Auf die Frage, wie man Politiker von Parteien überzeugen soll für ihn zu stimmen, obwohl die ihren Wählern erzählt haben sie würden einen sozialistischen Ministerpräsidenten verhindern:

„Ich bin erstaunt, Frau Maischberger, dass Sie mich einen sozialistischen Ministerpräsidenten zu nennen. Ich bin sehr erstaunt. (Maischberger unterbricht) Wir können den kalten Krieg auch weiterspielen oder wir können uns um Thüringen kümmern. (Maischberger: Ich bin zwar nicht bei Ihnen aber sagen sie doch wie sie es gemacht haben, wie haben sie CDU und FDP von etwas überzeugt, dass die nicht machen wollen?) Ich habe die nicht überzeugt.
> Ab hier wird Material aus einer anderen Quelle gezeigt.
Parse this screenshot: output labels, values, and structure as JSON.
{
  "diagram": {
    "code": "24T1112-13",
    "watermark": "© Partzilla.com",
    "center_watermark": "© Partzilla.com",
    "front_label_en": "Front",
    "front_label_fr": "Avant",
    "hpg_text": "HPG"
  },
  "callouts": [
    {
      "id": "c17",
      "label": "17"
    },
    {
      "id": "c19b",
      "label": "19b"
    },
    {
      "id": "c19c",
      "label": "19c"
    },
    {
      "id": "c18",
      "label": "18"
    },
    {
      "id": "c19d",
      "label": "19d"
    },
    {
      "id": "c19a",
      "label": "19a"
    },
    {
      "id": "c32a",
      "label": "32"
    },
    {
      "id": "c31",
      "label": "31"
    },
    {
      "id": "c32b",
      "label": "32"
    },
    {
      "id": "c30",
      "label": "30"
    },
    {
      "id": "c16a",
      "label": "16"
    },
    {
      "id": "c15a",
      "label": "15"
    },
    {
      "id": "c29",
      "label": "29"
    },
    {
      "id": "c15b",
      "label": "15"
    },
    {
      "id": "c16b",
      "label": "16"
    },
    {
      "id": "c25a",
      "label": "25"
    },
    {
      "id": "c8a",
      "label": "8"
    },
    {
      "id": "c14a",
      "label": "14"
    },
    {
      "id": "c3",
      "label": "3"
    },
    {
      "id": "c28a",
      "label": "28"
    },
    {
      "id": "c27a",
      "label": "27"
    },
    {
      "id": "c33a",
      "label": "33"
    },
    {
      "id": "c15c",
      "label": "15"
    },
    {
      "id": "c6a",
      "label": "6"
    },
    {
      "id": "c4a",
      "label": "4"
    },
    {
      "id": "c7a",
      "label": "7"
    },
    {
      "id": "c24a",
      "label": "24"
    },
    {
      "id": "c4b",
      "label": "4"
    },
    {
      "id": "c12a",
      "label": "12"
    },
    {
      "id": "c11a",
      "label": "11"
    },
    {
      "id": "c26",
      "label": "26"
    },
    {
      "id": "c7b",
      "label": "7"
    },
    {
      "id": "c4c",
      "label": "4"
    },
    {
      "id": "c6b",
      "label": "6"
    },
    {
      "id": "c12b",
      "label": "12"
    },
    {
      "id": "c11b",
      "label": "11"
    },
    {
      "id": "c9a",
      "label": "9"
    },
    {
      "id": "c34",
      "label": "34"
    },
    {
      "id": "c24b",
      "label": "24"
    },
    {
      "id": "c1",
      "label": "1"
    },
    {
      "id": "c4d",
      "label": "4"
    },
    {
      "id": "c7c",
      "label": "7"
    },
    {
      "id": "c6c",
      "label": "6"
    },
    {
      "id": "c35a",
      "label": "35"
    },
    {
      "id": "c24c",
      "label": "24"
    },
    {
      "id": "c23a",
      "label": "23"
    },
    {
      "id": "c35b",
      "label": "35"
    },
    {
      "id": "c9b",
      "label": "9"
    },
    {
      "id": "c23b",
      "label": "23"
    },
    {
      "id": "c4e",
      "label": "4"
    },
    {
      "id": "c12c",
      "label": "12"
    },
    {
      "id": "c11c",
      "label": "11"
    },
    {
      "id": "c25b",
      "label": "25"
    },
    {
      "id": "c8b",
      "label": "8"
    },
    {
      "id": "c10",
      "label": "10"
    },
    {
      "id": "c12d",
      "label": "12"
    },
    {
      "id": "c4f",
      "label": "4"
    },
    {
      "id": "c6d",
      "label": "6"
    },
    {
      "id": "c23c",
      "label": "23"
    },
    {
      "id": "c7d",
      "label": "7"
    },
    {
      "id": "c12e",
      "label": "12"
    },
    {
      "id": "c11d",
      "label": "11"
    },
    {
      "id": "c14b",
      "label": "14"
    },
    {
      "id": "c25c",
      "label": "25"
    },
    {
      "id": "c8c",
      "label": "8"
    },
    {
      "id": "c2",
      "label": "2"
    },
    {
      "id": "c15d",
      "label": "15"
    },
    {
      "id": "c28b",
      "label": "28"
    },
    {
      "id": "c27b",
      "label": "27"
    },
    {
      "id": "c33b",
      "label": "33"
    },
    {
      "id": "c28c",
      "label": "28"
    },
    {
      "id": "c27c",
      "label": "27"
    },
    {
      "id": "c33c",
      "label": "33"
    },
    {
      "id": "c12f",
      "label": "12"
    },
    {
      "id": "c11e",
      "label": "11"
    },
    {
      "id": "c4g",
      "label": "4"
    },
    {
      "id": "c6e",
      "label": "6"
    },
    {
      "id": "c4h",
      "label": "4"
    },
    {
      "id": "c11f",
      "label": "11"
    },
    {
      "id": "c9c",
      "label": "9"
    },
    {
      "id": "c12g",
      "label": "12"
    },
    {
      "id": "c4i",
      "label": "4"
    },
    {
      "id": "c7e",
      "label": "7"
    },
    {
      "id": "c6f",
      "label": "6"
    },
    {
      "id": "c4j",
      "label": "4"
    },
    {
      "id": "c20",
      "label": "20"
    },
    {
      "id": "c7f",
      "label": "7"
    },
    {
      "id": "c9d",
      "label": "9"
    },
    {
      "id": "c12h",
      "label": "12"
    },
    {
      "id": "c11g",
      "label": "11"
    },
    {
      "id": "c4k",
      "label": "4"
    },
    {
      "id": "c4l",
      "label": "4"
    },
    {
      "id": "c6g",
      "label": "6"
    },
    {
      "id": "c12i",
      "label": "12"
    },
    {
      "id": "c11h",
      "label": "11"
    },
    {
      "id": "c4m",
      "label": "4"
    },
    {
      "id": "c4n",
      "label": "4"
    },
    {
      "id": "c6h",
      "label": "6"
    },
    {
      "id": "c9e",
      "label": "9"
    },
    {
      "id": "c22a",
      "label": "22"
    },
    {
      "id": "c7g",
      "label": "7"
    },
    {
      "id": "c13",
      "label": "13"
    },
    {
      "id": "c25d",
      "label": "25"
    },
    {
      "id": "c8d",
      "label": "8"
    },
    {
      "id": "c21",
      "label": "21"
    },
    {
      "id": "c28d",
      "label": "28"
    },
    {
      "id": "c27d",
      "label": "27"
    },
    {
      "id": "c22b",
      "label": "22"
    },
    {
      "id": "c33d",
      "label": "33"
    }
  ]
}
Sie haben mich gefragt und ich antworte. (Maischberger: Und das heißt?) Sie sind nicht die CDU, sie sind nicht die FDP. Am Montag wird das erste Gespräch stattfinden. Mit der CDU, den von der CDU Fraktion legitimierten Vertretern. Und ich hoffe darauf, dass man ein gemeinsames Paket schnürt, um aus dieser Situation rauszukommen. Eins ist doch klar: Entweder haben wir nur drei tolle Tage, dann müssten wir es schnell beenden oder wir machen Thüringen zum Tollhaus und das wäre eine Katastrophe für unser Land.“

Auf die Frage nach den politischen Auswirkungen von Thüringen auf die CDU:

„Es grämt mich, weil das ist genau das Geschäft von der AfD, das mir Angst macht. Ich habe kein Interesse daran, dass sich die CDU auflöst. (…) Ich glaube an die parlamentarische Demokratie und in der parlamentarischen Demokratie glaube ich an die Notwendigkeit stabiler Parteien. Aber die Parteien müssen am Willen des Volkes arbeiten und es auch umsetzen. Sie dürfen sich nicht über die Bevölkerung hinwegsetzen.“

Fazit:

„Ramelows Arroganz-Anfall bei Maischberger“? „Best of Bodo Bodenlos?“ Liebe Bildzeitung, liebe CSU, also wirklich. Stellt eure Dreckschleudern à la AfD Manier doch bitte wieder ein. Der Mann macht sich ernsthafte Sorgen darum, dass sein Bundesland im Chaos versinkt, weil Herr Kemmerich erst ganz „überrascht“ Ministerpräsident wird und kurz darauf wieder zurücktritt. Was eine Farce.

Das einzige, worauf Herr Ramelow pocht, ist, dass er zum Ministerpräsident gewählt wird, damit er Neuwahlen auf den Weg bringen kann. Je länger CDU und FDP das blockieren, desto länger spielen sie der AfD in die Karten. Dass beide Parteien aber natürlich Neuwahlen verhindern wollen, weiß jeder, der sich aktuelle Umfragen anschaut.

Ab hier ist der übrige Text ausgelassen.